Unas semanas más tarde, abres el buzón y descubres un bonito sobre de cuadrito milimetrado con tu nombre y dirección escrita a mano. Es una rara avis. Acostumbras a encontrar sólo folletos publicitarios y, como mucho, alguna factura (casi mejor que sea lo primero). Coges un abrecartas y lo abres, con delicadeza. Es algo valioso por lo excepcional que es. Contiene una tarjeta impresa a la antigua usanza por Cédric, aka Le Typographe, para felicitar Pascua, tu cumpleaños o, simplemente, para mantener el contacto. Lo importante, y más en estos casos, es el detalle. Esta es una de esas pequeñas cosas que marcan la diferencia y consiguen sacarte una sonrisa.

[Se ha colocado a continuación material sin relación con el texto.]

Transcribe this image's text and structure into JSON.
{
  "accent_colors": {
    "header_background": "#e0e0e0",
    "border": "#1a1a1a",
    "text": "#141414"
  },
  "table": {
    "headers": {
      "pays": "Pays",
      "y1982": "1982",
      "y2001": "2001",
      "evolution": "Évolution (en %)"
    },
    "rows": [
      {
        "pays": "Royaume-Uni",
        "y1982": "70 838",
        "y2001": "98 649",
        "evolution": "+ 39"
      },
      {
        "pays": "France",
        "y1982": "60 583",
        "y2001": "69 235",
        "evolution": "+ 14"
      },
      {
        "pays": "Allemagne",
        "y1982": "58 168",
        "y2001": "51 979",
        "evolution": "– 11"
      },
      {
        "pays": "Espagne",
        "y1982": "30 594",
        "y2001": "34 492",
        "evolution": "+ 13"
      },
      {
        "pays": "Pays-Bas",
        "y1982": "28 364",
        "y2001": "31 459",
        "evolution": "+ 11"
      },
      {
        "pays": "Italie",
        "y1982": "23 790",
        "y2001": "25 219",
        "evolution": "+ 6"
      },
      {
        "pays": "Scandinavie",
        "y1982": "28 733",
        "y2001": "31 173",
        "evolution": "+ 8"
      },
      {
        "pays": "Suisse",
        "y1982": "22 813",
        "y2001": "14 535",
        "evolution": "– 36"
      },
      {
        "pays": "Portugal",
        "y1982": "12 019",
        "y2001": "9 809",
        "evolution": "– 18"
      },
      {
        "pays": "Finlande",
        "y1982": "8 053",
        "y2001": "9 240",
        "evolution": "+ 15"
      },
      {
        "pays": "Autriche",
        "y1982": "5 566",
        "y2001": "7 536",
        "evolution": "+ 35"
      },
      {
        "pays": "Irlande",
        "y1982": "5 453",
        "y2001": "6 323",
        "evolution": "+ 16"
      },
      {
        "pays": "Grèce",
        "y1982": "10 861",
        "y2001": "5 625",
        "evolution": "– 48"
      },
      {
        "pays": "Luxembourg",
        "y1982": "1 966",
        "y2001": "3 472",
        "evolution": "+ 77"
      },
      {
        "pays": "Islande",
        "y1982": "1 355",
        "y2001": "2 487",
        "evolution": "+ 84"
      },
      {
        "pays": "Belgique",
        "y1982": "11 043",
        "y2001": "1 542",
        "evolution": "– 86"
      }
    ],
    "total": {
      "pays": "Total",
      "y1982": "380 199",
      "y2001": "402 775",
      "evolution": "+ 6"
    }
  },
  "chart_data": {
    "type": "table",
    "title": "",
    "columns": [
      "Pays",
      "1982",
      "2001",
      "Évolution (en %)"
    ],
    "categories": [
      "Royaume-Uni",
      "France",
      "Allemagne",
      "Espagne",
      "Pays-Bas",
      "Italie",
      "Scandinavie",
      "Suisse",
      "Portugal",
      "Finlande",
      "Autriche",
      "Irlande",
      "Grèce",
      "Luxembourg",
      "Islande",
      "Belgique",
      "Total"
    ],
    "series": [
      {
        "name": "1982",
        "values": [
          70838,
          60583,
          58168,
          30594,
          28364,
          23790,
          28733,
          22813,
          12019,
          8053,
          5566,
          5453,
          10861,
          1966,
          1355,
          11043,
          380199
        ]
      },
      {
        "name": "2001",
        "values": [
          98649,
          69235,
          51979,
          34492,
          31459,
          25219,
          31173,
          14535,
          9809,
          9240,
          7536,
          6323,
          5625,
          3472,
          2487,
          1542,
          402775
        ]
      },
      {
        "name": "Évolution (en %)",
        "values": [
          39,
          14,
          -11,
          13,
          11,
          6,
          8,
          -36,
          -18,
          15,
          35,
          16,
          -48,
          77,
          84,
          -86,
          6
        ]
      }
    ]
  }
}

En la era digital, plagada de ordenadores, smartphones, redes sociales… el placer y el lujo se encuentra en aquello que tiempo ha fue cotidiano. En un mundo en el que la forma más habitual de interactuar con el entorno y con los demás, es a través de una pantalla, lo personal, lo tangible, se convierte en algo memorable.

La historia que os he contado está inspirada en una pequeña tienda situada en la Rue Americaine, 67, en Bruselas. Como en tantas otras historias, hay parte de verdad y parte imaginada. Pero si os acercáis a la tienda podréis saludar a Cédric o alguno de sus dependientes. Lo encontraréis tras el mostrador perfectamente ataviados con su delantal de tenderos/tipógrafos. Lo que será difícil si vais hasta allí, será marchar con las manos vacías, porque la tienda es encantadora y venden unas cosas preciosas.

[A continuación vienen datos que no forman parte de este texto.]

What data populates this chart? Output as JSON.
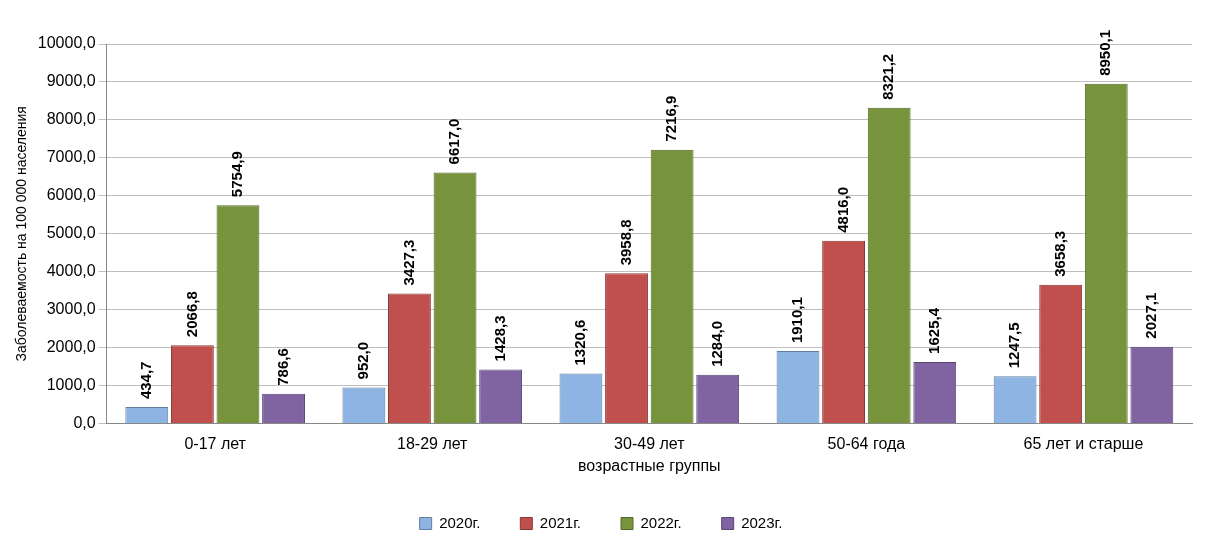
{
  "chart_data": {
    "type": "bar",
    "xlabel": "возрастные группы",
    "ylabel": "Заболеваемость на 100 000 населения",
    "categories": [
      "0-17 лет",
      "18-29 лет",
      "30-49 лет",
      "50-64 года",
      "65 лет и старше"
    ],
    "series": [
      {
        "name": "2020г.",
        "color": "#8db4e2",
        "values": [
          434.7,
          952.0,
          1320.6,
          1910.1,
          1247.5
        ],
        "value_labels": [
          "434,7",
          "952,0",
          "1320,6",
          "1910,1",
          "1247,5"
        ]
      },
      {
        "name": "2021г.",
        "color": "#c0504d",
        "values": [
          2066.8,
          3427.3,
          3958.8,
          4816.0,
          3658.3
        ],
        "value_labels": [
          "2066,8",
          "3427,3",
          "3958,8",
          "4816,0",
          "3658,3"
        ]
      },
      {
        "name": "2022г.",
        "color": "#77933c",
        "values": [
          5754.9,
          6617.0,
          7216.9,
          8321.2,
          8950.1
        ],
        "value_labels": [
          "5754,9",
          "6617,0",
          "7216,9",
          "8321,2",
          "8950,1"
        ]
      },
      {
        "name": "2023г.",
        "color": "#8064a2",
        "values": [
          786.6,
          1428.3,
          1284.0,
          1625.4,
          2027.1
        ],
        "value_labels": [
          "786,6",
          "1428,3",
          "1284,0",
          "1625,4",
          "2027,1"
        ]
      }
    ],
    "ylim": [
      0,
      10000
    ],
    "yticks": [
      {
        "value": 0,
        "label": "0,0"
      },
      {
        "value": 1000,
        "label": "1000,0"
      },
      {
        "value": 2000,
        "label": "2000,0"
      },
      {
        "value": 3000,
        "label": "3000,0"
      },
      {
        "value": 4000,
        "label": "4000,0"
      },
      {
        "value": 5000,
        "label": "5000,0"
      },
      {
        "value": 6000,
        "label": "6000,0"
      },
      {
        "value": 7000,
        "label": "7000,0"
      },
      {
        "value": 8000,
        "label": "8000,0"
      },
      {
        "value": 9000,
        "label": "9000,0"
      },
      {
        "value": 10000,
        "label": "10000,0"
      }
    ],
    "grid": "y",
    "legend": "bottom"
  }
}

Como siempre, os dejo un pedacito de música para acompañar el post. En este caso, forma parte de la banda sonora de «You’ve got Mail»: «Remember» de Harry Nilsson. Para mí, tiene sentido en este post porque habla de recordar lo anterior para encontrar respuestas. Le Typographe a vuelto a la impresión tradicional y sus productos también invitan a recuperar la escritura a mano (ya sea en su cuaderno o en sus tarjetas postales). Espero que os guste el post y también la música!